President Joe Biden just completed a whirlwind tour of southeast Asia and is 80 years old.

Senate Majority Leader Mitch McConnell is 81 years old and has exhibited incidents of freezing up during press briefings of late.

Political operatives in both major parties are eager to point out the infirmities of older members of the other party, but aging pacesetters populate both political parties.

No doubt about it, we have a lot of big decisions to make in our nation over the next year and a half, so I hit the streets of South Bend to find out to what extent age is likely to be a factor in the decisions made by voters.

Nichole Reed chose her words carefully on the topic.

“I don’t want to be ageist because I believe you can do certain things that can improve your quality of life later on in your years. But if you can clearly see that someone is on the route to mental decline, if you wouldn’t have this person watching your children or a camp counselor or a teacher, then they probably shouldn’t have a high political job,” she said.

Bailey Ritsema wasn’t afraid to name names.

“We’ve seen videos of Joe Biden, we’ve seen videos of Mitch McConnell, we’ve seen these videos where it’s like clearly there’s something going on here that maybe this person shouldn’t be in charge as much as they are,” she said.

Age is not the top concern of William VanNorman.

“There’s a lot of things going on right now in politics and the world,” he said. “The age is a big problem, but there’s so many other things that we need to fix along with that.”

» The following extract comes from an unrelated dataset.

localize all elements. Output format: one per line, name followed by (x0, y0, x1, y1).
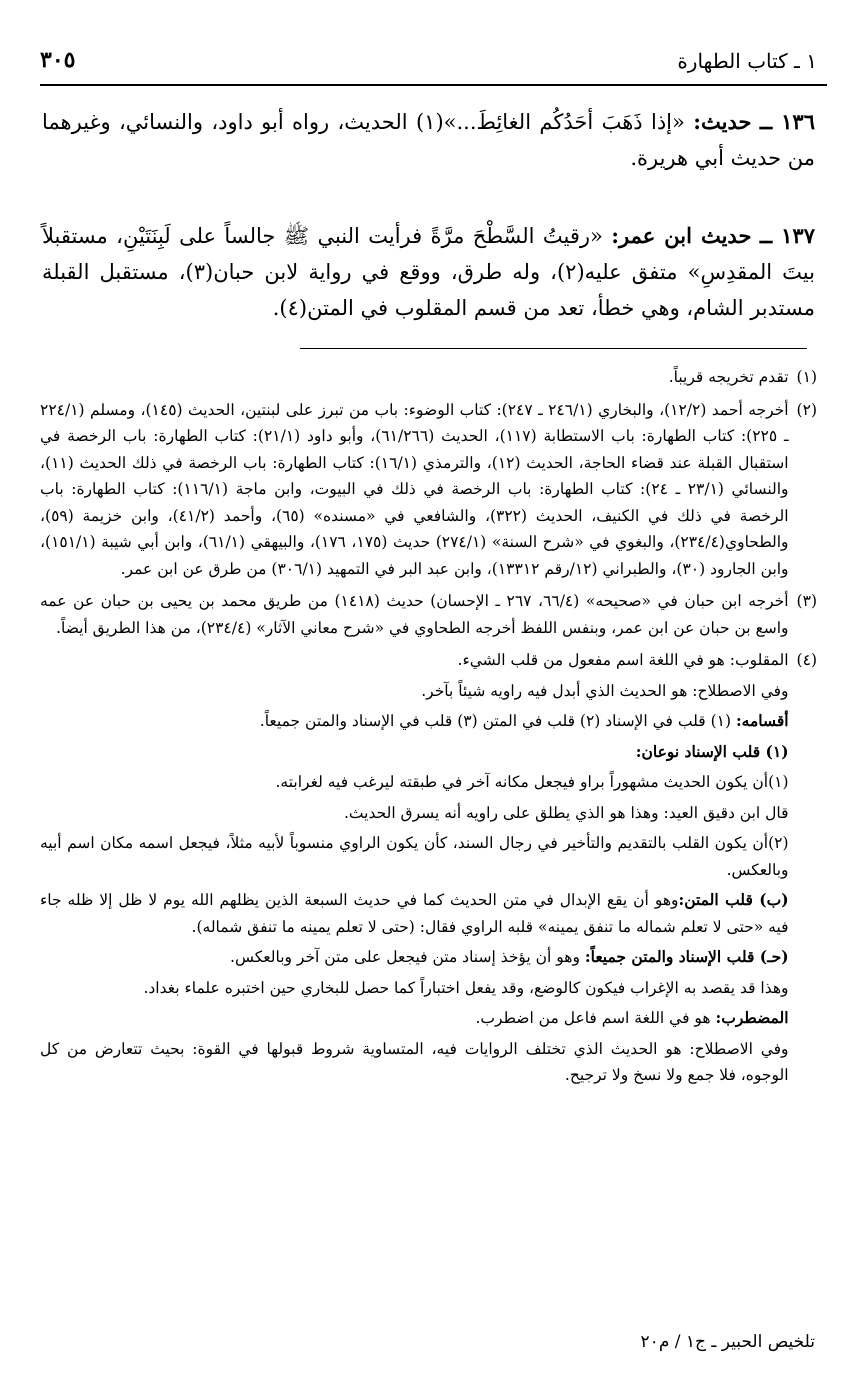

What I heard a lot of on the midday September streets of South Bend is that numbers aren’t the key. Rather, we need to keep an eye out for the signs of cognitive decline.

“Not so much age per se as cognitive ability I would say, so that’s kind of a case-by-case thing,” said David Molenda. “I don’t have any firm age at which point I disqualify somebody.”

However, Andrea Chatman took a hard line.

“Once you get over 60, 65 I feel like you need to step down,” she said.”

Cognitive decline wasn’t the top issue discussed on the streets of south bend. Many young voters are more concerned with the way boomer power brokers view the world.

“A lot of people who are in power now are out of touch with the everyday lives of the people that they are making the laws for,” Reed said.

For the record, this was a decidedly unscientific survey, with no elaborate polling apparatus. Just me running around with my iPhone, peppering peeps with questions about how they view this issue.

I set out on this story trying to find out about how people viewed politicos dealing the infirmities of old age. The conversations, though, evolved into discussions about how people of a certain age view such issues as climate change, college debt, and even LGBTQ issues.

It’s always fun to hit the streets and talk to smart peeps.